AP comprises three regions, Seema-Andhra, Royalaseema and Telengana, of which Telengana is the largest, by land mass, population and revenues. It contributes about 76% of state’s revenues, of which 31% are from Hyderabad. 68.5% of catchment areas of the Krishna River and 69% the catchment area of the Godhavari River are in the region.

Yet, the benefits of irrigation under major projects are accruing at 74% to the Coastal Andhra while Telengana gets 18%. The share of education funding for the region is in the range of 10% for schools and 38% for colleges, which, of course, includes Hyderabad. Budget allocation to Telengana is usually around 1/3 of the total AP budget. Only 20% of the total government employees are from the region and less than 5% are department heads. Of its total existence of 50 years, persons from Telengana held the CM post only for 10 years while persons from Seema-Andhra held it for 42 years. Clearly the promises made during the merger weren’t kept!

Except losing these economic benefits, there is no other reason for the people of Seema-Andhra to oppose the formation of the state. Arguably, no other region in India has fought for their own statehood as fiercely, passionately, consistently as the Telengana people have. And no other statehood question was lingering continuously for this long, except perhaps Gorkhaland movement, which also largely ceased in 1988 upon setting up of Darjeeling Gorkha Hill Council and only resurfaced in 2008.

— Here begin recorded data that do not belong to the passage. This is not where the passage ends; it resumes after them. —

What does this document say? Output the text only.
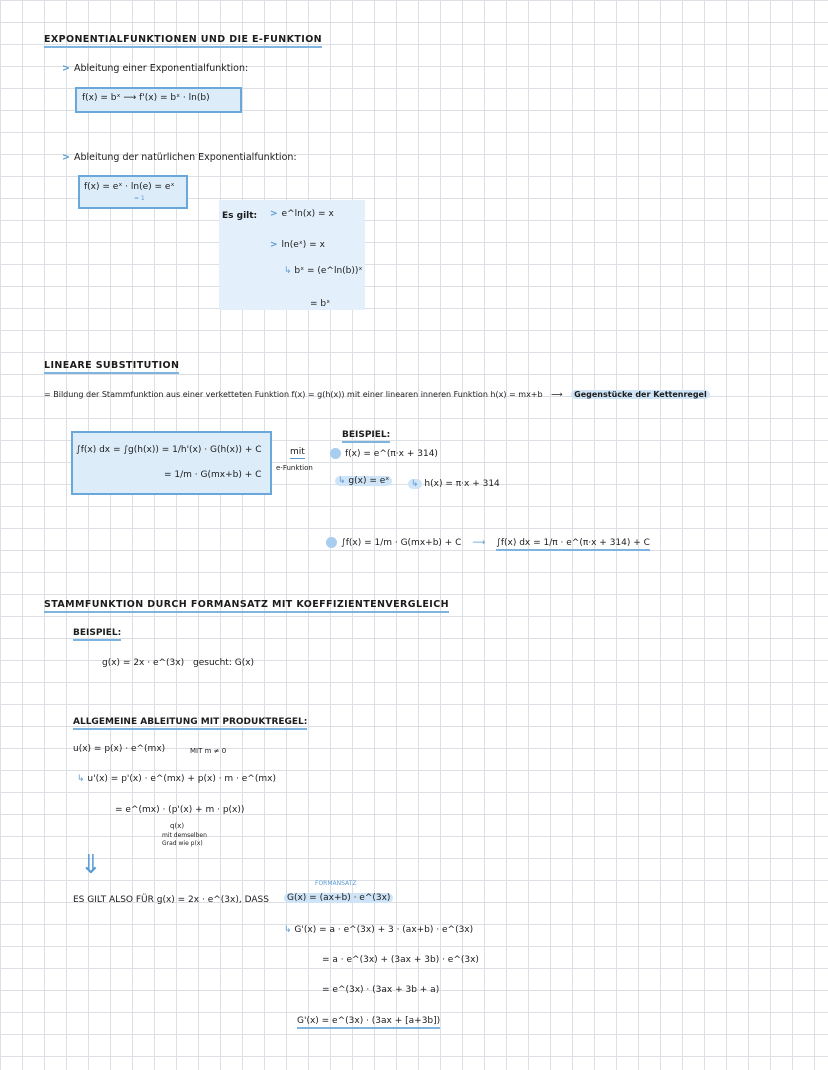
EXPONENTIALFUNKTIONEN UND DIE E-FUNKTION
> Ableitung einer Exponentialfunktion:
f(x) = bˣ ⟶ f'(x) = bˣ · ln(b)
> Ableitung der natürlichen Exponentialfunktion:
f(x) = eˣ · ln(e) = eˣ
= 1
Es gilt: > e^ln(x) = x
> ln(eˣ) = x
↳ bˣ = (e^ln(b))ˣ
= bˣ
LINEARE SUBSTITUTION
= Bildung der Stammfunktion aus einer verketteten Funktion f(x) = g(h(x)) mit einer linearen inneren Funktion h(x) = mx+b ⟶ Gegenstücke der Kettenregel
∫f(x) dx = ∫g(h(x)) = 1/h'(x) · G(h(x)) + C
= 1/m · G(mx+b) + C
mit
e-Funktion
BEISPIEL:
f(x) = e^(π·x + 314)
↳ g(x) = eˣ	↳ h(x) = π·x + 314
∫f(x) = 1/m · G(mx+b) + C ⟶ ∫f(x) dx = 1/π · e^(π·x + 314) + C
STAMMFUNKTION DURCH FORMANSATZ MIT KOEFFIZIENTENVERGLEICH
BEISPIEL:
g(x) = 2x · e^(3x) gesucht: G(x)
ALLGEMEINE ABLEITUNG MIT PRODUKTREGEL:
u(x) = p(x) · e^(mx)	MIT m ≠ 0
↳ u'(x) = p'(x) · e^(mx) + p(x) · m · e^(mx)
= e^(mx) · (p'(x) + m · p(x))
q(x)
mit demselben
Grad wie p(x)
⇓
ES GILT ALSO FÜR g(x) = 2x · e^(3x), DASS
FORMANSATZ
G(x) = (ax+b) · e^(3x)
↳ G'(x) = a · e^(3x) + 3 · (ax+b) · e^(3x)
= a · e^(3x) + (3ax + 3b) · e^(3x)
= e^(3x) · (3ax + 3b + a)
G'(x) = e^(3x) · (3ax + [a+3b])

There are murmurs that this may lead to more statehood requests. That’s quite possible, but is that a bad thing? When the idea of linguistic states was first floated many feared that it may be the preamble for the country to be torn into pieces. However, the move to create the states based on their language has only helped India come together more passionately. The more the centre listens to regional voices, the more it accommodates their grievances, the more the people of these oppressed regions get political representation, the more they begin to identify with the idea of India. Andhra Pradesh itself was formed only after a bloody movement that culminated in the sacrifice of Potti Sriramulu who died in his fast-unto-death protest. Then itself it should have been carved as two separate states. Someone somewhere thought that the forced marriage will work. It usually does in India where the girl is submissive and doesn’t question her husband’s exploitations. Telengana struggled to lead the life of that oppressed bahu, whilst continuing to battle for separation. The divorce has come 45 years after its application. It’s about time the idli sambar left the house.